GNS (Graph Neural Solver) for Power Systems - Iteratively propogates messages through edges
Conclusion: Augmented intelligence = operators + hades2 + NNs
10. From Deep Reinforcament Learning to AI, Doina Precup, McGill-MILA

Standart RL Scheme inspired by animals, AlphGo environment very clear, reward function is well known
Golden Goal: Efficient, continual learning and reasoning
Knowledge Representation of AlphaGo (policy and value)
Procedural Knowledge and Predictive/emprical knowledge
Knowledge must be: Expressive, Learnable, Composable
Procedural Knowledge: Options

Option: (initiation set, policy, temination condition)

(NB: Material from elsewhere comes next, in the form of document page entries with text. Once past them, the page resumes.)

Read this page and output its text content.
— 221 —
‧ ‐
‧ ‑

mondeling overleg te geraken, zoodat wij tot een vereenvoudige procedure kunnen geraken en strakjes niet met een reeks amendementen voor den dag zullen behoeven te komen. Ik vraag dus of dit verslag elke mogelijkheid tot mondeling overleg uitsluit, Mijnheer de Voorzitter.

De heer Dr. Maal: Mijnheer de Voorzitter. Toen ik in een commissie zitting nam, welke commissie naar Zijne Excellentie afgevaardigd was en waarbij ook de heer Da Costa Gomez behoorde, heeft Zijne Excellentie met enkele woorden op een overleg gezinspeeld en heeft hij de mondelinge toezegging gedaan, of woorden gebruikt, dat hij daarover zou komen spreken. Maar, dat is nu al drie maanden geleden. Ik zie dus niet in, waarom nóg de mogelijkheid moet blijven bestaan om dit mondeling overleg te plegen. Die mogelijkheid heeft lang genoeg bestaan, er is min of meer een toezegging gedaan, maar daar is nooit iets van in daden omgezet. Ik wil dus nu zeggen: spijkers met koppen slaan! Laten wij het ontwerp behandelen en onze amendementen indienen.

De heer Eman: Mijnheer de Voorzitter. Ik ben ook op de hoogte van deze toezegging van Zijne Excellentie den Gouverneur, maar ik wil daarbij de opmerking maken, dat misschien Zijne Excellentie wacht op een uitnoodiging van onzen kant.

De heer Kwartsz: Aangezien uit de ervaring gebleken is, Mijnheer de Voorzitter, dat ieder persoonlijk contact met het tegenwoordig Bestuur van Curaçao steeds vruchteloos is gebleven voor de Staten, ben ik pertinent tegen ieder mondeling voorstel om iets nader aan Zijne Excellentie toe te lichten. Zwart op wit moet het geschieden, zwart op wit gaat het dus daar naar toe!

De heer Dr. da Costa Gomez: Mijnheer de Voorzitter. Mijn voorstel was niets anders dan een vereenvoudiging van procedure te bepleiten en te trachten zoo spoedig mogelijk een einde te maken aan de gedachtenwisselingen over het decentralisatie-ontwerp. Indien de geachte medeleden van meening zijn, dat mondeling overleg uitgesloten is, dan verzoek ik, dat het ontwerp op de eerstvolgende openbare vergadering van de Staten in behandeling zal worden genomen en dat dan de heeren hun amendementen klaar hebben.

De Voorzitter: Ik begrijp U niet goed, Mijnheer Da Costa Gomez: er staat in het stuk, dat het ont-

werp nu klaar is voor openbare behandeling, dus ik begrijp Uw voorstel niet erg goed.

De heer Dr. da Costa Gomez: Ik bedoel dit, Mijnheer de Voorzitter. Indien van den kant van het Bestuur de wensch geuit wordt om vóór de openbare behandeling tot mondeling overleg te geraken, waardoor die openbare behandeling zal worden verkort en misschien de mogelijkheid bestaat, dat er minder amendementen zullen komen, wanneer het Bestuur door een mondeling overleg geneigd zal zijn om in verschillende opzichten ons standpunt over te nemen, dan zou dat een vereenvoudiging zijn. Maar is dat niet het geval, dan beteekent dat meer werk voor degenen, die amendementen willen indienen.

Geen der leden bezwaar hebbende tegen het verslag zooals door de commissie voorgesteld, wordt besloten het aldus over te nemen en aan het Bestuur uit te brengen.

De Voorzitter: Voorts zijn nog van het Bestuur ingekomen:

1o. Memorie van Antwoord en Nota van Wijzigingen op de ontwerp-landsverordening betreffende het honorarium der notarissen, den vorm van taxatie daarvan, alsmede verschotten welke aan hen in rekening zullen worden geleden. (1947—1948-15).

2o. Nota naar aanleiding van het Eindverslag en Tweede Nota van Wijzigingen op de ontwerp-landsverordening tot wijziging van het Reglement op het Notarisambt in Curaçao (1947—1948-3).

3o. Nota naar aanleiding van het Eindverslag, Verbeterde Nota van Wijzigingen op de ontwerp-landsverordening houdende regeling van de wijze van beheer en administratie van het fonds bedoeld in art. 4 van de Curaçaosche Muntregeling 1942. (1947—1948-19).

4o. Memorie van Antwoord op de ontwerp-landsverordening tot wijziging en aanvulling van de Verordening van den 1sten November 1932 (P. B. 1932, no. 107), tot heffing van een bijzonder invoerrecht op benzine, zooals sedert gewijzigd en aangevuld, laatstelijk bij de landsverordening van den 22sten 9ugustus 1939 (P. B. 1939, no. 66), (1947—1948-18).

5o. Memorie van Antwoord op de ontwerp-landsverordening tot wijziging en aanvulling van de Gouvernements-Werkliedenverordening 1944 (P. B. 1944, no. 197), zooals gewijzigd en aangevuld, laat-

Options as behavioral programs
Where do options come from: Domain knowledge, Option-Critic Models
Back to value function
Knowledge Representation: Generalized Value Functions (cumulant function, continutation function) coming from Horde Architecture
Option Models

Life Learning Agent

11. Theory-based measures of object representations in deep artificial and biological networks, Naim Sompolinksy, Hebrew University of Jeruselam

!Not familiar to subject, so couldn't write much!
Untangling Object Manifolds
Object classification capacity
12. NNs in Speech Recognition - Tara Sainath , Google AI

Conventional ASR pipeline:
Input speech -> Feature extraction -> DNN/RNN Acoustic Models -> Decoder  -> Second Pass  -> Rescoring Output
NNs helped combine the feature extraction and classification steps into one.
Deepness in speech: lower layers similar phones from different people are group together whereas in higer layers better discrimination is achieved.
Ref. B. Li et al Interspeech 2017
Multi-channel neural networks for Google HOME
What does the network learn?  Filters are doing spatial and spectral filtering.
Model: End2End Trained Seq2Seq Recognizer combining the whole pipeline for the sake of simplicity, model size shrinkes and joint optimization.
Ref. C Chiu ICASSP 2018 - conventional baseline model was outperformed by E2E which is launched in Gboard.
Tail cases in speech recognition: numerics, context injecting, injecting domain knowledge.
13. Panel: What's missing in today's experimental analysis of DL? P. Jonathon Philips, Jitandra Malik, Peter Bartlett, Antonio Torralba, Isabelle Guyon

Question: If a breakthrough happens, do we have the capacity to realize/test it?
Reproducibility facilititated DL revolution.
Datasets are biased such that the creator's algorithm shines.
14. Right Ways Forward(I): Terrence Sejnowski, Salk Institue for Biological Studies

! Organizers request short talks starting with this talk. So there was not much to note !
High dimensional Geometry, subspaces will become important
Adversarial examples
Perturbation could help building robust NNs against adversarial attacks.
We’re looking for general architectural principles.
15. Right Ways Forward(II): Jon Kleinberg, Cornell

Social policy and algorithmic decisions
Screening as a prediction problem: Tabular structures into predictions e.g CV
Interpretability problem for human decisions
Two categories of discrimination:
- disparate treatment: deliberately favoring individuals on race gender etc
- Disparate impact: regardless of intent the output is disproportionate.
The challenge in correcting for human bias
Key argument: well regulated algorithms can make discrimination easier to detect.
Decomposing a Gap in Outcomes
Disparity = Structural disparity + bias from choice of outcome + ...
16. From machine learning to Artifical Intelligence: Leon Bottou, Facebook AI Research

Caveat 1: Statistical problem is only a proxy to the real problem.
ML algorithms recklessly take advantage of spurious correlations.
Caveat 2: Causality
Viewpoints to causality
- Manipulative causation
Causal invariance
Causal reasoning
Dispositional causation: where do causations come from
Causal intuituon: correlation is not causation but the data contains hints
For instance, asymmetric relation.
The scientific method is a good model of a learning process. Hypothesis generation precedes empirical validation.